We seem to have drifted into a period of poor sleeping patterns, particularly for me, and we can’t really work out why, as nothing much has changed. The alarm was set for 7:00am but we were awake well before that and heading up to deck 14 for a very light breakfast, as we knew that lunch was included on our private tour, arranged by Joanne.
This was our second visit to Salalah as it was a substitute port in 2011 and we enjoyed it then. Jo had used the same contacts and tour company as before.
Many people had cancelled tours on this leg, fearing the local troubles would have extended to Oman. Others seemed to have been put off by the resident port lecturer, who painted a gloomy picture, stating that as it was a Friday, the Islamic holy day, everything would be closed anyway; the taxi drivers would charge an exorbitant rate etc.
The Salalah port is a secure working port and as such, you are not allowed to walk around anyway, but our small coach was allowed access along with the Princess coaches. We were met by an immaculately dressed Ahmed who spoke very good English. (I could never live in an Arab state as I know only too well, that the pure white Arab gear would very soon be rather grubby…)
We set off in a westerly direction where it is very much as you’d expect – sandy, dry and rocky. In this deeply religious country, there are by the roadside, designated areas for prayer and with a water supply.
We passed a holiday beach by a few miles, to look at a frankincense tree at close quarters, before turning around and heading back to Maneef Beach, where we went off to look at a blow hole. The rock formations overhead were spectacular. The beach area was not exactly as we’d expect in the west, but apparently is very popular.
We then continued past the town and out the other side and started climbing into the hills.
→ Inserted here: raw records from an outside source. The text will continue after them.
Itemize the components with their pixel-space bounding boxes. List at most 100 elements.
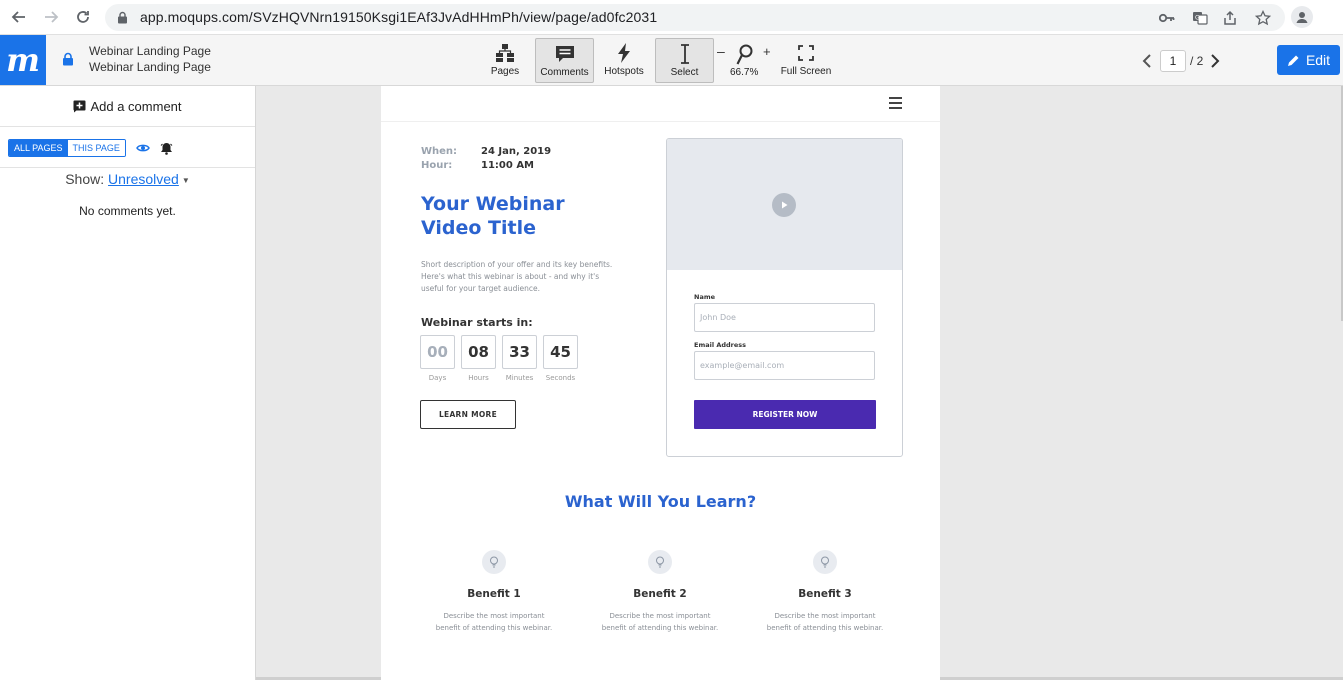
- chevron-right-icon[interactable]: [1209, 53, 1221, 69]
- project-name: Webinar Landing Page: [89, 44, 211, 58]
- pages-button[interactable]: Pages: [486, 38, 524, 83]
- fullscreen-button[interactable]: Full Screen: [778, 38, 834, 83]
- section-title: What Will You Learn?: [564, 492, 757, 511]
- select-button[interactable]: Select: [655, 38, 714, 83]
- zoom-level: 66.7%: [730, 67, 759, 78]
- caret-down-icon[interactable]: ▼: [182, 176, 190, 185]
- mockup-page: When: 24 Jan, 2019 Hour: 11:00 AM Your Web…: [381, 86, 940, 680]
- webinar-description: Short description of your offer and its …: [421, 260, 613, 293]
- moqups-logo[interactable]: m: [0, 35, 46, 85]
- pages-label: Pages: [490, 66, 520, 77]
- page-total: / 2: [1190, 54, 1204, 68]
- lock-icon: [118, 11, 127, 24]
- webinar-title: Your Webinar Video Title: [421, 192, 621, 240]
- countdown-label: Minutes: [505, 374, 534, 382]
- benefit-item: Benefit 3 Describe the most important ben…: [760, 550, 890, 634]
- page-pager: 1 / 2: [1141, 50, 1221, 72]
- countdown-value: 00: [420, 335, 455, 369]
- lightbulb-icon: [482, 550, 506, 574]
- benefit-description: Describe the most important benefit of at…: [766, 612, 884, 632]
- show-filter: Show: Unresolved ▼: [0, 171, 255, 187]
- benefit-item: Benefit 1 Describe the most important ben…: [429, 550, 559, 634]
- name-field[interactable]: John Doe: [694, 303, 875, 332]
- fullscreen-icon: [798, 45, 814, 61]
- countdown-days: 00 Days: [420, 335, 455, 382]
- lightning-icon: [618, 43, 630, 63]
- countdown-value: 33: [502, 335, 537, 369]
- countdown-timer: 00 Days 08 Hours 33 Minutes 45 Seconds: [420, 335, 578, 382]
- countdown-label: Hours: [468, 374, 489, 382]
- countdown-minutes: 33 Minutes: [502, 335, 537, 382]
- select-label: Select: [670, 67, 699, 78]
- countdown-label: Seconds: [545, 374, 576, 382]
- comment-icon: [555, 46, 574, 62]
- event-time: Hour: 11:00 AM: [421, 160, 534, 171]
- zoom-in-button[interactable]: +: [763, 44, 771, 59]
- add-comment-button[interactable]: Add a comment: [0, 86, 255, 127]
- text-cursor-icon: [680, 44, 689, 64]
- fullscreen-label: Full Screen: [780, 66, 832, 77]
- page-number-input[interactable]: 1: [1160, 50, 1186, 72]
- edit-button[interactable]: Edit: [1277, 45, 1340, 75]
- hotspots-button[interactable]: Hotspots: [601, 38, 647, 83]
- share-icon[interactable]: [1221, 9, 1239, 27]
- event-date: When: 24 Jan, 2019: [421, 146, 551, 157]
- app-toolbar: m Webinar Landing Page Webinar Landing P…: [0, 35, 1343, 86]
- countdown-value: 08: [461, 335, 496, 369]
- star-icon[interactable]: [1254, 9, 1272, 27]
- register-button[interactable]: REGISTER NOW: [694, 400, 876, 429]
- hamburger-menu-icon[interactable]: [889, 97, 902, 109]
- email-field[interactable]: example@email.com: [694, 351, 875, 380]
- countdown-label: Days: [428, 374, 447, 382]
- learn-more-button[interactable]: LEARN MORE: [420, 400, 516, 429]
- comments-label: Comments: [540, 67, 589, 78]
- arrow-right-icon: [45, 11, 59, 23]
- page-scope-toggle: ALL PAGES THIS PAGE: [8, 139, 126, 157]
- person-icon: [1296, 12, 1308, 23]
- zoom-out-button[interactable]: –: [717, 43, 725, 59]
- countdown-value: 45: [543, 335, 578, 369]
- hotspots-label: Hotspots: [604, 66, 644, 77]
- pencil-icon: [1287, 55, 1299, 66]
- empty-comments-message: No comments yet.: [79, 204, 176, 218]
- edit-label: Edit: [1305, 52, 1331, 68]
- comments-button[interactable]: Comments: [535, 38, 594, 83]
- benefit-item: Benefit 2 Describe the most important ben…: [595, 550, 725, 634]
- tab-all-pages[interactable]: ALL PAGES: [9, 140, 68, 156]
- email-label: Email Address: [694, 341, 747, 349]
- bell-icon[interactable]: [160, 142, 173, 155]
- reload-button[interactable]: [72, 6, 94, 28]
- add-comment-label: Add a comment: [90, 98, 182, 114]
- translate-icon[interactable]: G: [1191, 9, 1209, 27]
- eye-icon[interactable]: [136, 143, 150, 153]
- address-bar[interactable]: app.moqups.com/SVzHQVNrn19150Ksgi1EAf3Jv…: [105, 4, 1285, 31]
- play-icon[interactable]: [772, 193, 796, 217]
- add-comment-icon: [73, 100, 86, 112]
- sitemap-icon: [496, 44, 514, 62]
- browser-toolbar: app.moqups.com/SVzHQVNrn19150Ksgi1EAf3Jv…: [0, 0, 1343, 35]
- show-filter-dropdown[interactable]: Unresolved: [108, 171, 179, 187]
- benefit-description: Describe the most important benefit of at…: [601, 612, 719, 632]
- back-button[interactable]: [8, 6, 30, 28]
- video-placeholder[interactable]: [667, 139, 902, 270]
- benefit-title: Benefit 1: [467, 588, 521, 600]
- name-label: Name: [694, 293, 716, 301]
- benefit-title: Benefit 3: [798, 588, 852, 600]
- lightbulb-icon: [813, 550, 837, 574]
- svg-text:G: G: [1195, 15, 1200, 22]
- when-value: 24 Jan, 2019: [481, 146, 552, 157]
- starts-label: Webinar starts in:: [421, 316, 533, 329]
- comment-filter: ALL PAGES THIS PAGE: [8, 139, 173, 157]
- comments-panel: Add a comment ALL PAGES THIS PAGE Show: …: [0, 86, 256, 680]
- url-text: app.moqups.com/SVzHQVNrn19150Ksgi1EAf3Jv…: [140, 9, 658, 25]
- chevron-left-icon[interactable]: [1141, 53, 1153, 69]
- benefit-description: Describe the most important benefit of at…: [435, 612, 553, 632]
- panel-divider: [0, 167, 255, 168]
- magnifier-icon[interactable]: [736, 44, 754, 66]
- benefit-title: Benefit 2: [633, 588, 687, 600]
- tab-this-page[interactable]: THIS PAGE: [67, 140, 125, 156]
- profile-avatar[interactable]: [1291, 6, 1313, 28]
- key-icon[interactable]: [1158, 9, 1176, 27]
- forward-button[interactable]: [40, 6, 62, 28]
- when-label: When:: [421, 146, 458, 157]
The coach seemed to struggle up the hills, but we made it. There is almost a line, when it goes from dry desert, to lush greenery, on the way to Job’s tomb. There was also a small place of worship (too small to be a mosque?) and we arrived at about midday, as did the local worshippers. Car parking appeared to be totally random but once the prayers had finished, the ute that blocked us in was off anyway, so we weren’t delayed.
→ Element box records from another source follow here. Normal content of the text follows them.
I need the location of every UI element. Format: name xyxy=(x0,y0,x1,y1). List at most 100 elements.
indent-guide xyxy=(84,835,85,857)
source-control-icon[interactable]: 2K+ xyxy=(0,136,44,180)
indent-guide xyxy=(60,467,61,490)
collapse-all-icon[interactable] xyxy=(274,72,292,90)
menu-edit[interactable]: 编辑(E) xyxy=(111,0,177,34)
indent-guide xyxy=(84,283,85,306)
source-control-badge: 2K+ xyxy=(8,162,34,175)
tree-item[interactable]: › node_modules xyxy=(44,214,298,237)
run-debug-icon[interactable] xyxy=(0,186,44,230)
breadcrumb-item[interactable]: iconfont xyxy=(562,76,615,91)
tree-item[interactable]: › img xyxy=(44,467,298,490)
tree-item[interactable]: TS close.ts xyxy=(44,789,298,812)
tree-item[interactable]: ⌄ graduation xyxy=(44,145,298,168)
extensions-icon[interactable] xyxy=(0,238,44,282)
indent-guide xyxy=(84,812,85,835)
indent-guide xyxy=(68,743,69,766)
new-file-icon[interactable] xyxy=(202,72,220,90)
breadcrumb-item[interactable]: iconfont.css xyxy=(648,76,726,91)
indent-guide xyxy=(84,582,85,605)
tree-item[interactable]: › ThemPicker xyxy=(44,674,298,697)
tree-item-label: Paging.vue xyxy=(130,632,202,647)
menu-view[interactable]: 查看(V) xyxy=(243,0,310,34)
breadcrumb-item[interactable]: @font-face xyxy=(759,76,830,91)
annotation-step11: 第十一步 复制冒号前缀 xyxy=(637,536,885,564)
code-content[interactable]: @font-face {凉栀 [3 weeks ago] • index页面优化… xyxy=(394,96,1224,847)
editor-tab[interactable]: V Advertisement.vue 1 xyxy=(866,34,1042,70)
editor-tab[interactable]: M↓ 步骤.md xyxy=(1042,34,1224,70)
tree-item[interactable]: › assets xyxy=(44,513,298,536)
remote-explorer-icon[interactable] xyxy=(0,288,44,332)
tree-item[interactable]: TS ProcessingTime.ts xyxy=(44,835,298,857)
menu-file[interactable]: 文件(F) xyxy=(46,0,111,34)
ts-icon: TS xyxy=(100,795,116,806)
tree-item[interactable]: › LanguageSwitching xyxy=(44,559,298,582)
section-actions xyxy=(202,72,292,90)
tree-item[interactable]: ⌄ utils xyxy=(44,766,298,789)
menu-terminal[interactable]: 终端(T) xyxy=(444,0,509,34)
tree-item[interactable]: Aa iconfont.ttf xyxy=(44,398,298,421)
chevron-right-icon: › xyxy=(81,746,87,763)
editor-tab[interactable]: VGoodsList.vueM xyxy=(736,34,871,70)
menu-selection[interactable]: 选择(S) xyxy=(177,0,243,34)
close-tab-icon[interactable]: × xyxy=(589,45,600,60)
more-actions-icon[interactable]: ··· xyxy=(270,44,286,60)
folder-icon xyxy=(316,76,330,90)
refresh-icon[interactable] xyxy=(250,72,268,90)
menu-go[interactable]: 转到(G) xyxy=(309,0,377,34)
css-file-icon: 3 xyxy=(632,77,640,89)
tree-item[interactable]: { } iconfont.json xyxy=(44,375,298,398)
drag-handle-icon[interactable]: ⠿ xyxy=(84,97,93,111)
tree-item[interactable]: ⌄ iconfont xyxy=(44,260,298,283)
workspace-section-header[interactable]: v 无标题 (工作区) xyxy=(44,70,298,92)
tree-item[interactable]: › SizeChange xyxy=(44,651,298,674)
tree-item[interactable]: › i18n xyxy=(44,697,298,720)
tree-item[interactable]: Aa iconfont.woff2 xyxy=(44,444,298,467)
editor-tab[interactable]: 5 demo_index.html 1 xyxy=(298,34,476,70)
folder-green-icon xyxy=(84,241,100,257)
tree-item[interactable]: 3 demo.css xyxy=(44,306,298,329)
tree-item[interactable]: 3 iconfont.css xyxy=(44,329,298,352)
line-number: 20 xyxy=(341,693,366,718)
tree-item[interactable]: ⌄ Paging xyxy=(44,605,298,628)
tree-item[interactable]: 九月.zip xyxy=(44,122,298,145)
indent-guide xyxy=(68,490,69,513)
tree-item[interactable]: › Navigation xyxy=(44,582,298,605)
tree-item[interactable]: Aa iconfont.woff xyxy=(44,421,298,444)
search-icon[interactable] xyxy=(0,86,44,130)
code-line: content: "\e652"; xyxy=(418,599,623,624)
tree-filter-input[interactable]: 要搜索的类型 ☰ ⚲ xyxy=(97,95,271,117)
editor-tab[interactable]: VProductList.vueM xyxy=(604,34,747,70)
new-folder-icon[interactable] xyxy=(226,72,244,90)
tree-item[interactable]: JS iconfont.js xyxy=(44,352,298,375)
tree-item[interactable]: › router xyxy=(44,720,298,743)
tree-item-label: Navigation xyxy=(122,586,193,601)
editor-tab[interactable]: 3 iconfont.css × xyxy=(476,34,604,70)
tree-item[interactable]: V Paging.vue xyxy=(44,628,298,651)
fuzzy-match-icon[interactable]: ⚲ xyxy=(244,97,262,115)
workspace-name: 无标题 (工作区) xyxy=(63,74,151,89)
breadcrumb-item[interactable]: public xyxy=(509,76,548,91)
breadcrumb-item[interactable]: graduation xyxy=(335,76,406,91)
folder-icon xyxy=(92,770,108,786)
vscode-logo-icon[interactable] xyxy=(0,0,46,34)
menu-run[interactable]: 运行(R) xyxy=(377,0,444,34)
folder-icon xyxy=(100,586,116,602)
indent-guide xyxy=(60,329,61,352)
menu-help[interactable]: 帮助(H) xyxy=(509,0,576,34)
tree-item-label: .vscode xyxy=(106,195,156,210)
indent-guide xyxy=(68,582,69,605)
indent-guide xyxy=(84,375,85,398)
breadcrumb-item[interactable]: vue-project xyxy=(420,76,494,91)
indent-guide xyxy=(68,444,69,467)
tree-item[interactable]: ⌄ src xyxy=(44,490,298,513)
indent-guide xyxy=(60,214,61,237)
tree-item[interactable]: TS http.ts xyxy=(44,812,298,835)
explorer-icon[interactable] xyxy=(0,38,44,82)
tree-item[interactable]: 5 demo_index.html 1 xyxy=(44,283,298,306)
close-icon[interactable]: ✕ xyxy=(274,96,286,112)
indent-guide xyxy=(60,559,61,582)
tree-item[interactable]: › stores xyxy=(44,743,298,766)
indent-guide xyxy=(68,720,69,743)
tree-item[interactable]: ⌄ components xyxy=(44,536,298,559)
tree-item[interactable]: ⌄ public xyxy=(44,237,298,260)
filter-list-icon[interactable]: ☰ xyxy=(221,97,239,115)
Down the steep hills again to a fresh water spring that was also a popular swimming place for the locals. I had to smile as the concrete fences had been painted and sculpted to look like timber! Very Disneyesque I thought…
On then into town for lunch at about 1:50, when the other private tour group of 20 were to join us. A very nice lunch, with two curries, plus skewered chicken, very nice rice with vegetables and nuts, plus naan bread. Delicious - but I ate far too much… We were joined by the coach operator/owner, the ever smiling Ali, who we’d also met in 2011. He is so positive and enthusiastic about the country and genuinely wanted us all to feel welcome. Somewhat bloated, we waddled out to the coach and a quick discussion of the time left and the options available, meant we didn’t travel the 40 kms out and back again to our planned call, so we went to the souk instead. Sure, most places were closed, but there were enough open for most people to do a bit of gift shopping in the half hour available.
One more photo stop at the palace before a 4:15pm return to the ship.
My knees were a bit troublesome as the coach was designed and built by the Japanese for the Japanese, not for lanky Europeans… We called at the atrium for a drink before heading for the cabin, where Paula was out like a light!
We missed sail away and after a shower, we were still too full for dinner, so we attended the Vista 7:45 show, with James Lamont, a juggler, escapologist and comedian. This was the same performer who had Garry and Jo on stage in 2011 and the act was almost the same, but still enjoyable. A 7½ out of 10.
We still were still less than hungry, but managed a light snack in the HC before an atrium coffee (tea for Paula) and crashing, a bit before 11pm.
Two more sea days ahead – and we weren’t chucked off the ship in Salalah as some predicted, so that is a major hurdle out of the way!